Logansport seeing growth as pandemic restrictions ease up

·4 min read

May 15—Before the COVID-19 pandemic, several new businesses were opening in Logansport. Even as things slowed during the last year, some businesses still opened.

And now that the pandemic seems to be entering the final stages as guidelines are loosened, there's been a lot of noticeable growth with spring.

Since March Planet Fitness and Mr. Chips and Salsa on the east side of town have opened, and Scooter's sandwiches, Sage and Tonic and Lynne's Creationz have opened in the downtown area.

The Record Farm moved into a bigger downtown office, and Split Road Media moved into its old storefront next to the State Theater. Bonus Pints is set to open in summer behind the new Record Farm, and the Old Style Inn downtown is re-opening.

On the west end of town, there's the new ice cream place Olly and Wally's at 15 E. Linden Ave., and just east of downtown, Dollar General opened a specialty store featuring produce and expanded grocery options in the old Family Video building.

And there are about 24 projects coming, said Bill Cuppy, President of the Cass/Logansport Economic Development Organization and the Cass County/Logansport Chamber of Commerce.

Although it's too early for him to go into specifics, they do range from retail to the food industry to the professional sector and need to be far in the process to be considered a project and not merely interested.

"We have just as much going on currently as we did before COVID," possibly more, Cuppy said.

He sees this growth spurt as a continuation of what was happening before the impact of COVID-19.

"It slowed some things down because things like construction material were hard to come by," he said.

There were also businesses that closed down, notably restaurants that opened just before or during the pandemic.

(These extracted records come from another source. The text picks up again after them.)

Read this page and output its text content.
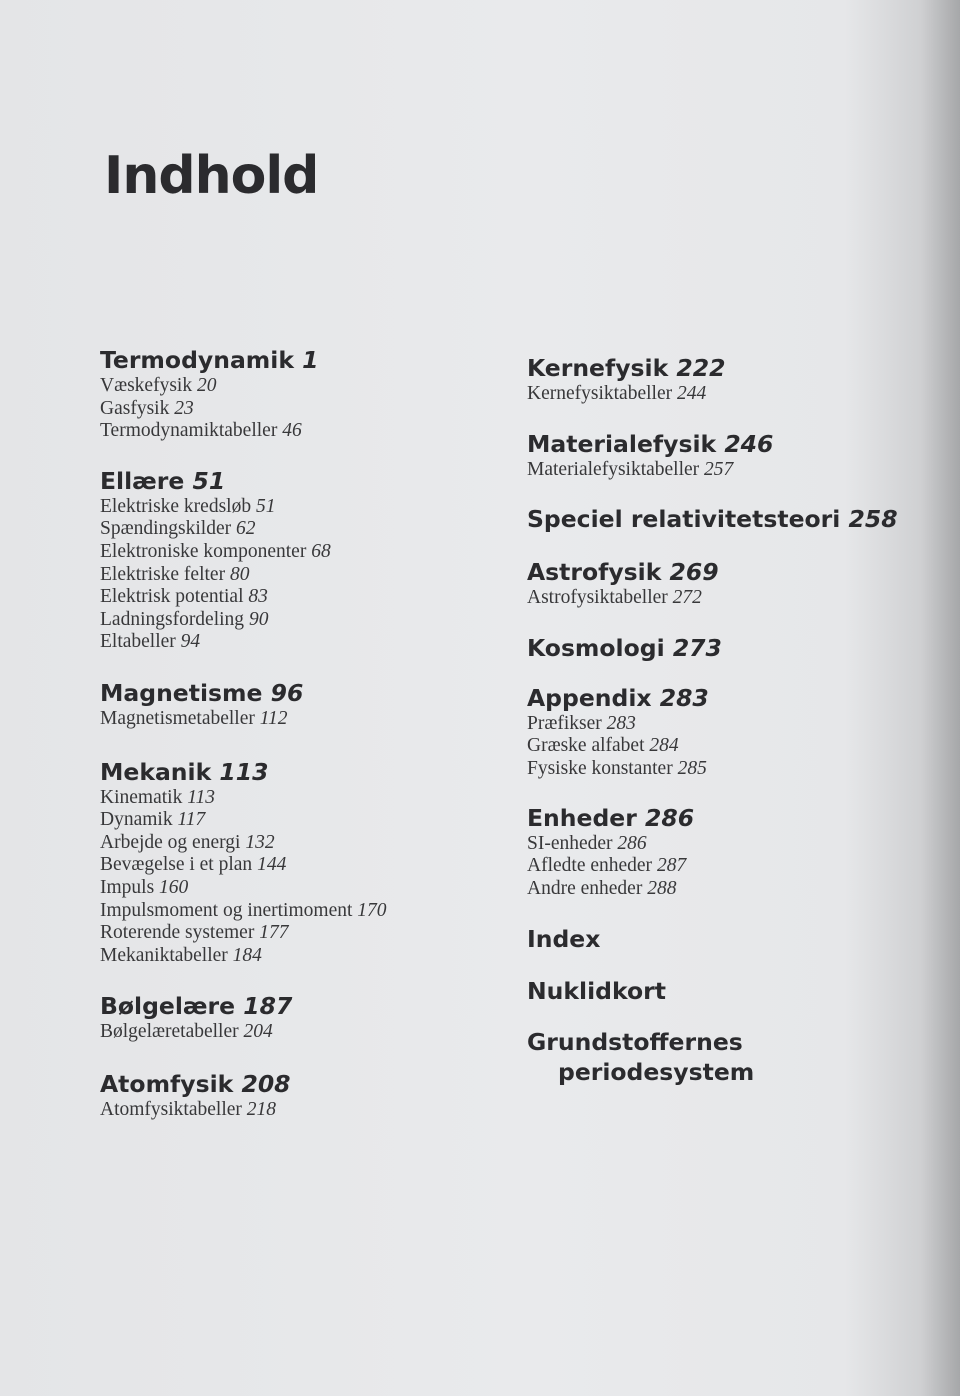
Indhold
Termodynamik 1
Væskefysik 20
Gasfysik 23
Termodynamiktabeller 46
Ellære 51
Elektriske kredsløb 51
Spændingskilder 62
Elektroniske komponenter 68
Elektriske felter 80
Elektrisk potential 83
Ladningsfordeling 90
Eltabeller 94
Magnetisme 96
Magnetismetabeller 112
Mekanik 113
Kinematik 113
Dynamik 117
Arbejde og energi 132
Bevægelse i et plan 144
Impuls 160
Impulsmoment og inertimoment 170
Roterende systemer 177
Mekaniktabeller 184
Bølgelære 187
Bølgelæretabeller 204
Atomfysik 208
Atomfysiktabeller 218
Kernefysik 222
Kernefysiktabeller 244
Materialefysik 246
Materialefysiktabeller 257
Speciel relativitetsteori 258
Astrofysik 269
Astrofysiktabeller 272
Kosmologi 273
Appendix 283
Præfikser 283
Græske alfabet 284
Fysiske konstanter 285
Enheder 286
SI-enheder 286
Afledte enheder 287
Andre enheder 288
Index
Nuklidkort
Grundstoffernes
periodesystem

"It's hard to know what we can attribute to COVID and what we can't," Cuppy said. "It hasn't deterred people from opening. Entrepreneurs are entrepreneurs. They tend to be creative and aggressive, even in hard times."

The pandemic also had some advantages.

"A lot of planning happened in the last year," Cuppy said. "When you can't go places and do things, it gives you more time than you usually have."

So why is Logansport seeing more development than many other towns, some larger?

Mayor Chris Martin and Cuppy both see it as the old adage: success breeds success.

"It's because they [developers] see other things happening," said Martin. "Anytime you see progress, you want to be part of it. We've got projects at every end of the city, and I think people want to be part of that success."

Businesses want to know why other businesses are coming here, Cuppy said.

"Our best marketing tool is our progress."

It helps that Logansport has good logistics, making it easy to transport things to other places, and the cost of living here is low.

People like that the homes aren't "cookie cutter" identical, and the sense of history, the trails and the quality of life are also attractive.

And there are the Eel and Wabash rivers.

"You can't make two rivers surround you. Some things you're just blessed with," Cuppy said.

The attention the city is giving the downtown is helping, too.

Both Jody Achey of Sage and Tonic and Blanca Mendez of Lynne's said they feel that downtown is the place to be now.

New retail is the most visible growth, but there's more behind the scenes.

"Our largest growth is coming with our existing manufacturing industry," Cuppy said. "Many businesses are expanding in both personnel and facilities."

It's not just business that is growing in Logansport.

Cuppy said there are about 10 housing and park projects in the works.

Housing remains a problem, both apartments and houses, and a survey of major employers confirmed that. Housing not only attracts employees, it benefits the city to not depend on commuting workers.

"We don't gain them living here, so we don't capture their taxes or their shopping," Cuppy said. "We want people to move here and not because someone is moving away."

He's working with three different apartment projects in three different areas of the city.

There are also two developers vying for the parking lot on the south side of Market Street near Little Turtle Waterway plaza, and the city is vetting them.

"We're fortunate to have two developers vying for that spot," Cuppy said.

There's also Lexington Village housing project near Walmart and Mary Max Cinema.

"Bright days are ahead for the city of Logansport," said Martin. "I see it only getting better."